Auger-Aliassime : « Renoncer à la Coupe Davis est un choix difficile, mais j’ai de gros objectifs individuels »
Félix Auger-Aliassime a communiqué son soulagement et ses ambitions à Montpellier, après la première victoire de sa carrière contre Stanislas Wawrinka (6-4, 7-6).

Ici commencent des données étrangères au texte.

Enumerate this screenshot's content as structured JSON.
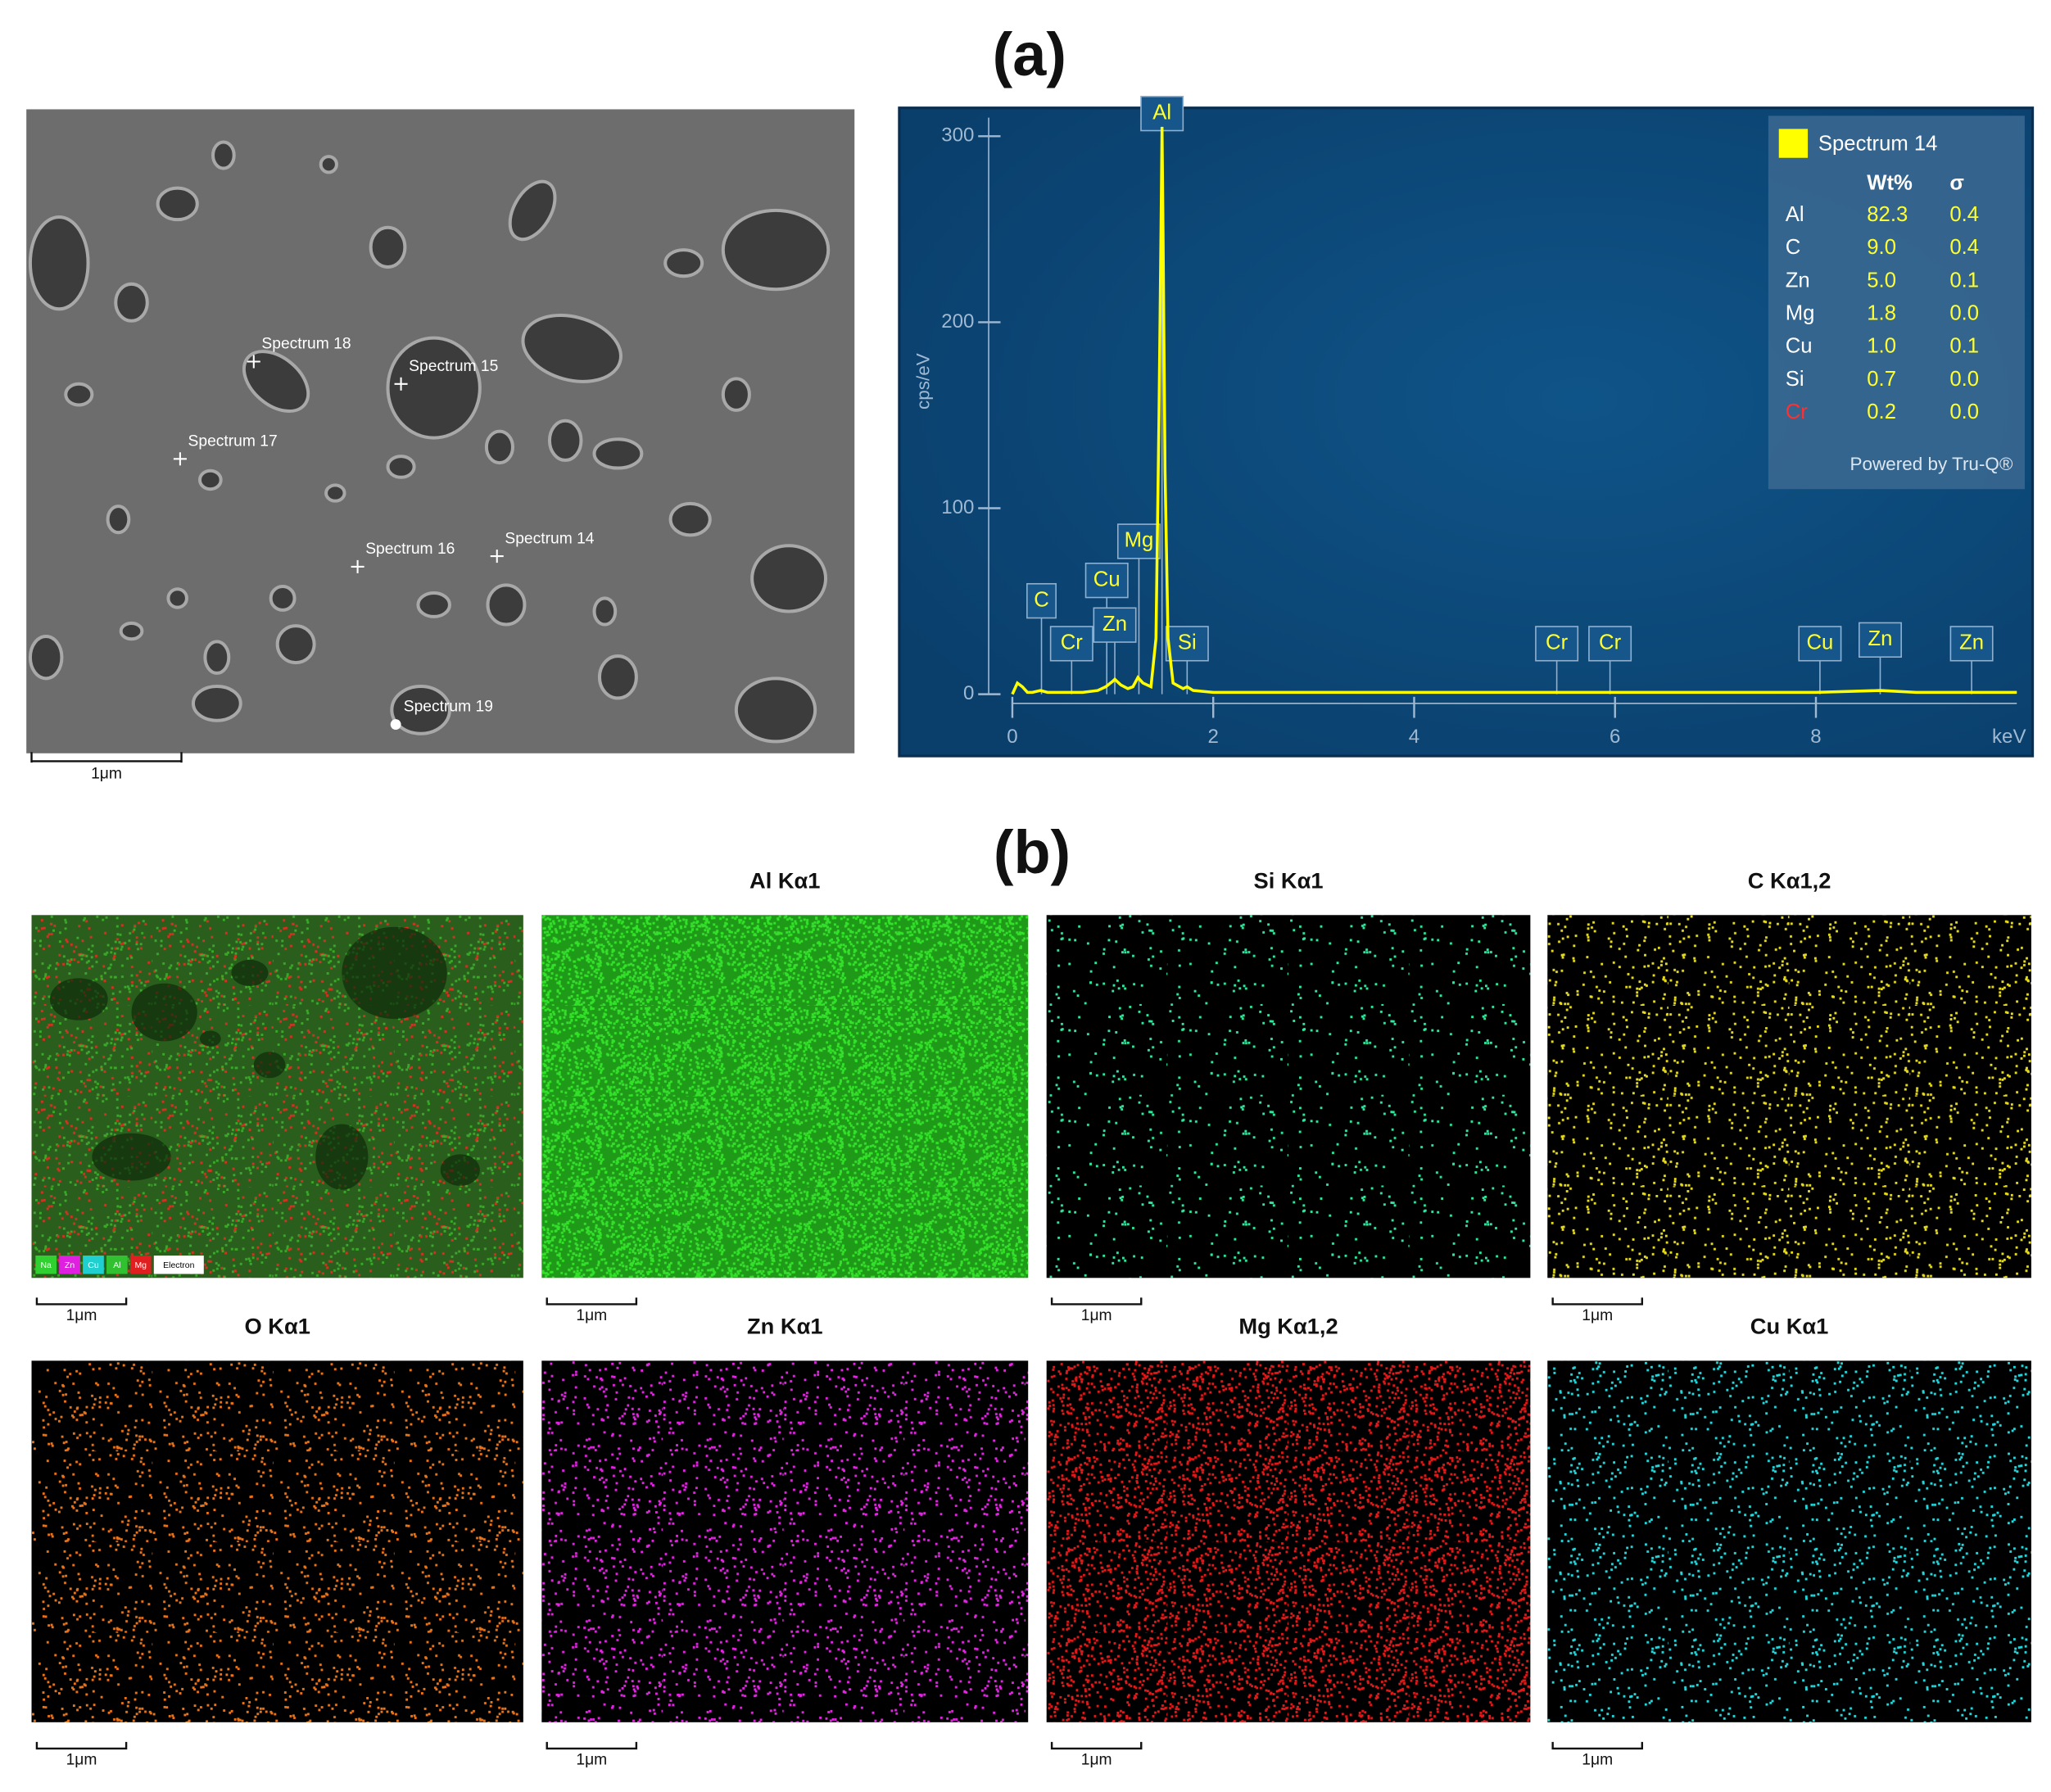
{
  "panel_labels": [
    "(a)",
    "(b)"
  ],
  "sem_image": {
    "points": [
      "Spectrum 18",
      "Spectrum 15",
      "Spectrum 17",
      "Spectrum 16",
      "Spectrum 14",
      "Spectrum 19"
    ],
    "scale_bar": "1μm"
  },
  "chart_data": {
    "type": "line",
    "x_label": "keV",
    "y_label": "cps/eV",
    "xlim": [
      0,
      10
    ],
    "ylim": [
      0,
      310
    ],
    "xticks": [
      0,
      2,
      4,
      6,
      8
    ],
    "yticks": [
      0,
      100,
      200,
      300
    ],
    "legend_position": "top-right",
    "series": [
      {
        "name": "Spectrum 14",
        "color": "#ffff00",
        "x": [
          0,
          0.05,
          0.1,
          0.15,
          0.2,
          0.28,
          0.35,
          0.5,
          0.7,
          0.85,
          0.93,
          1.0,
          1.02,
          1.08,
          1.15,
          1.2,
          1.25,
          1.3,
          1.38,
          1.43,
          1.46,
          1.48,
          1.49,
          1.5,
          1.52,
          1.55,
          1.6,
          1.7,
          1.74,
          1.8,
          2,
          3,
          4,
          5,
          6,
          7,
          8,
          8.64,
          9,
          10
        ],
        "values": [
          0,
          6,
          4,
          1,
          1,
          2,
          1,
          1,
          1,
          2,
          4,
          7,
          8,
          5,
          3,
          4,
          9,
          6,
          4,
          30,
          150,
          250,
          305,
          250,
          120,
          30,
          6,
          3,
          4,
          2,
          1,
          1,
          1,
          1,
          1,
          1,
          1,
          2,
          1,
          1
        ]
      }
    ],
    "peak_labels": [
      {
        "label": "C",
        "x": 0.29,
        "y": 41
      },
      {
        "label": "Cr",
        "x": 0.59,
        "y": 18
      },
      {
        "label": "Cu",
        "x": 0.94,
        "y": 52
      },
      {
        "label": "Zn",
        "x": 1.02,
        "y": 28
      },
      {
        "label": "Mg",
        "x": 1.26,
        "y": 73
      },
      {
        "label": "Al",
        "x": 1.49,
        "y": 303
      },
      {
        "label": "Si",
        "x": 1.74,
        "y": 18
      },
      {
        "label": "Cr",
        "x": 5.42,
        "y": 18
      },
      {
        "label": "Cr",
        "x": 5.95,
        "y": 18
      },
      {
        "label": "Cu",
        "x": 8.04,
        "y": 18
      },
      {
        "label": "Zn",
        "x": 8.64,
        "y": 20
      },
      {
        "label": "Zn",
        "x": 9.55,
        "y": 18
      }
    ],
    "legend": {
      "columns": [
        "Wt%",
        "σ"
      ],
      "rows": [
        {
          "element": "Al",
          "element_color": "#ffffff",
          "wt": "82.3",
          "sigma": "0.4"
        },
        {
          "element": "C",
          "element_color": "#ffffff",
          "wt": "9.0",
          "sigma": "0.4"
        },
        {
          "element": "Zn",
          "element_color": "#ffffff",
          "wt": "5.0",
          "sigma": "0.1"
        },
        {
          "element": "Mg",
          "element_color": "#ffffff",
          "wt": "1.8",
          "sigma": "0.0"
        },
        {
          "element": "Cu",
          "element_color": "#ffffff",
          "wt": "1.0",
          "sigma": "0.1"
        },
        {
          "element": "Si",
          "element_color": "#ffffff",
          "wt": "0.7",
          "sigma": "0.0"
        },
        {
          "element": "Cr",
          "element_color": "#ff3030",
          "wt": "0.2",
          "sigma": "0.0"
        }
      ],
      "footer": "Powered by Tru-Q®"
    }
  },
  "maps": [
    {
      "color": "#d83020",
      "scale_bar": "1μm",
      "legend": [
        {
          "label": "Na",
          "color": "#30d030"
        },
        {
          "label": "Zn",
          "color": "#e020e0"
        },
        {
          "label": "Cu",
          "color": "#20d0d0"
        },
        {
          "label": "Al",
          "color": "#30c030"
        },
        {
          "label": "Mg",
          "color": "#e02020"
        },
        {
          "label": "Electron",
          "color": "#ffffff"
        }
      ]
    },
    {
      "title": "Al Kα1",
      "color": "#33e02a",
      "scale_bar": "1μm"
    },
    {
      "title": "Si Kα1",
      "color": "#2ee89c",
      "scale_bar": "1μm"
    },
    {
      "title": "C Kα1,2",
      "color": "#e6dc1c",
      "scale_bar": "1μm"
    },
    {
      "title": "O Kα1",
      "color": "#ec7418",
      "scale_bar": "1μm"
    },
    {
      "title": "Zn Kα1",
      "color": "#e424e4",
      "scale_bar": "1μm"
    },
    {
      "title": "Mg Kα1,2",
      "color": "#e41818",
      "scale_bar": "1μm"
    },
    {
      "title": "Cu Kα1",
      "color": "#22d8dc",
      "scale_bar": "1μm"
    }
  ]
}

Félix Auger-Aliassime et Stanislas Wawrinka, 2026 | © Open Occitanie / JB Autissier
Au début de l’Open Occitanie de Montpellier, la renonciation à la Coupe Davis avait été un sujet évoqué avec une forme de gravité pour le Français Ugo Humbert. Jeudi, elle s’est invitée à nouveau dans la conversation pour le Canadien Félix Auger-Aliassime, tête de série n°1 et vainqueur du match le plus attendu du jour en huitième de finale contre Stanislas Wawrinka (6-4, 7-6-. Dans un tableau déserté par Fabio Cobolli (n°2), Tomas Machac (n°3), Ugo Humbert (n°5) et Hubert Hurkacz (n°8), FAA, qui défend ses points glanés en 2025, prépare un quart de finale très attendu contre Arthur Fils.
C’était la première fois que tu partageais le court avec Stan Wawrinka. Que représente-t-il pour toi, avec ses trois titres du Grand Chelem et cette longévité à 40 ans ?
Même s’il a 40 ans et que, de l’extérieur, tout le monde se dit que je dois gagner, je me suis levé ce matin en me disant qu’on ne sait jamais avec des champions comme ça. On craint le meilleur et on respecte énormément leur carrière. À tout moment, il y a un danger de perdre. C’est pourquoi j’ai gardé une concentration très haute pendant tout le match, même quand j’avais de l’avance au deuxième set, car je voulais rester très vigilant.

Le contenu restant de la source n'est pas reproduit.